The board is scheduled to vote on the matter today, the official said on condition of anonymity. The bonds are part of a wider effort to seek new funding as the lender helps countries from Iceland to Pakistan combat the global financial crisis.
The securities, the culmination of months of talks between the fund and its members, will offer the largest emerging-market nations a new way of making IMF contributions while they seek greater say at the fund. China, Brazil and Russia have favored the bonds instead of regular contributions as they wrangle with other members over redistributing the IMF’s voting power.

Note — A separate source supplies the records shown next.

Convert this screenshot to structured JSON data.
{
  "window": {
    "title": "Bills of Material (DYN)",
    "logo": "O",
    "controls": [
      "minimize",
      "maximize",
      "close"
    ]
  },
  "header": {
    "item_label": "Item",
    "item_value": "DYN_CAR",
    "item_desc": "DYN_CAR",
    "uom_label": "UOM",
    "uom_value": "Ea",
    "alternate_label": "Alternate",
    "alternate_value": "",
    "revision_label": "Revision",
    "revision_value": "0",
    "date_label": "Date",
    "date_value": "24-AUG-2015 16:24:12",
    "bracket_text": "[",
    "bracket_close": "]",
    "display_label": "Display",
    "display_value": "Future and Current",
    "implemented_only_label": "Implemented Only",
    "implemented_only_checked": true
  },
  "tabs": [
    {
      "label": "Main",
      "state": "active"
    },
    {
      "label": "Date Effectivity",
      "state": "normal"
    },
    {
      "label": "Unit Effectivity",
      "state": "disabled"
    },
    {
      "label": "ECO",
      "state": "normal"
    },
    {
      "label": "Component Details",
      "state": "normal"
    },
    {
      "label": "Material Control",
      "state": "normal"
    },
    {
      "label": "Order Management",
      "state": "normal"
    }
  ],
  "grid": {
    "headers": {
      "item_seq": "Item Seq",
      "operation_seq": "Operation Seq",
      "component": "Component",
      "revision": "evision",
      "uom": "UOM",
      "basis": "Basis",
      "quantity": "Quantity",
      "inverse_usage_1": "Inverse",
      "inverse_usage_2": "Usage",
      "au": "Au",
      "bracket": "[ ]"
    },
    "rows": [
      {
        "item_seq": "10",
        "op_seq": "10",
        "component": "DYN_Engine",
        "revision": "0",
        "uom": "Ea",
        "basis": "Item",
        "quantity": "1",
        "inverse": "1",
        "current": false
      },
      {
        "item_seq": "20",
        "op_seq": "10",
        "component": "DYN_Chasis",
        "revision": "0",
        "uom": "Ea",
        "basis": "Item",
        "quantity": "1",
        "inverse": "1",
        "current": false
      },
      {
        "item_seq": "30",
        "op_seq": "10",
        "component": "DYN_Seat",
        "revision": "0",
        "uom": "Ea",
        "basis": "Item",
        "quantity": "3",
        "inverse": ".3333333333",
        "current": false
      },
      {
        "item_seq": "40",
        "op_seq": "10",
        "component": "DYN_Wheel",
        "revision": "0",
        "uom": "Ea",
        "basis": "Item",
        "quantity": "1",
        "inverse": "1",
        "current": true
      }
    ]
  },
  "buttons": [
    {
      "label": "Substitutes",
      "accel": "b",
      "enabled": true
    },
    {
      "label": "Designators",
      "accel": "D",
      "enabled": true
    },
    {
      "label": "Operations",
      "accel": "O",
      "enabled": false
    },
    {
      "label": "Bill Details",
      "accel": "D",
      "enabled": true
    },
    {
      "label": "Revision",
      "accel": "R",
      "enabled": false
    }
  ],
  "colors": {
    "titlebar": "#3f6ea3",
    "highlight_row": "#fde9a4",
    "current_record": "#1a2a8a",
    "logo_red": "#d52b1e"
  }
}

“The emerging market economies want to call the shots a little bit more,” saidSimon Johnson, a former chief economist at the IMF who is now a senior fellow at the Peterson Institute for International Economics in Washington. “It’s all part of a longer evolution of the IMF.”
Leaders from the Group of 20 industrial and emerging nations agreed in April to boost IMF coffers by $750 billion to help the Washington-based agency shore up nations roiled by the credit crunch. The U.S. last month agreed to boost its contribution for the IMF by more than $100 billion.
Today’s vote likely will address details such as how to set the interest rates for the bonds and their currency.
Chinese officials have sought a greater role over time for the IMF’s unit of account, called Special Drawing Rights or SDRs, in an effort to reduce the U.S. dollar’s dominance in the global economy.
China’s government has also said it will buy $50 billion in notes. Russia and Brazil in June month announced plans to each buy $20 billion of bonds from the IMF.
India has indicated it would contribute to an IMF bond program. Montek Singh Ahluwalia, deputy chairman of the nation’s Planning Commission, wasn’t available to comment today.
IMF Managing Director Dominique Strauss-Kahn said last month there will be a “little” secondary market for the bonds. Strauss-Kahn said June 13 in Lecce, Italy, that they could be traded between “bondholders, either government or central banks.”
The IMF is also considering making them tradable between all central banks from countries that are IMF members, said a G- 8 official, who spoke on condition of anonymity. It would stop short of allowing them to trade on the open market, he said.
Treasury yields climbed this year and the dollar fell in part on concern that foreign central banks would reduce holdings of U.S. financial assets just as the Obama administration sells a record amount of debt to finance a growing budget deficit and pull the economy from the deepest recession since the 1930s.
China’s central bank last month renewed its call for a new global currency and said the IMF should manage more of members’ foreign-exchange reserves, triggering a decline in the U.S. dollar. IMF First Deputy Managing Director John Lipsky said on June 6 it’s possible some day to take the “revolutionary” step of making SDRs a reserve currency.
SDRs were created by the IMF in 1969 to support the Bretton Woods exchange-rate system that collapsed in 1971. They act as a unit of account rather than a currency. The cash is disbursed in proportion to the money each member nation pays into the fund.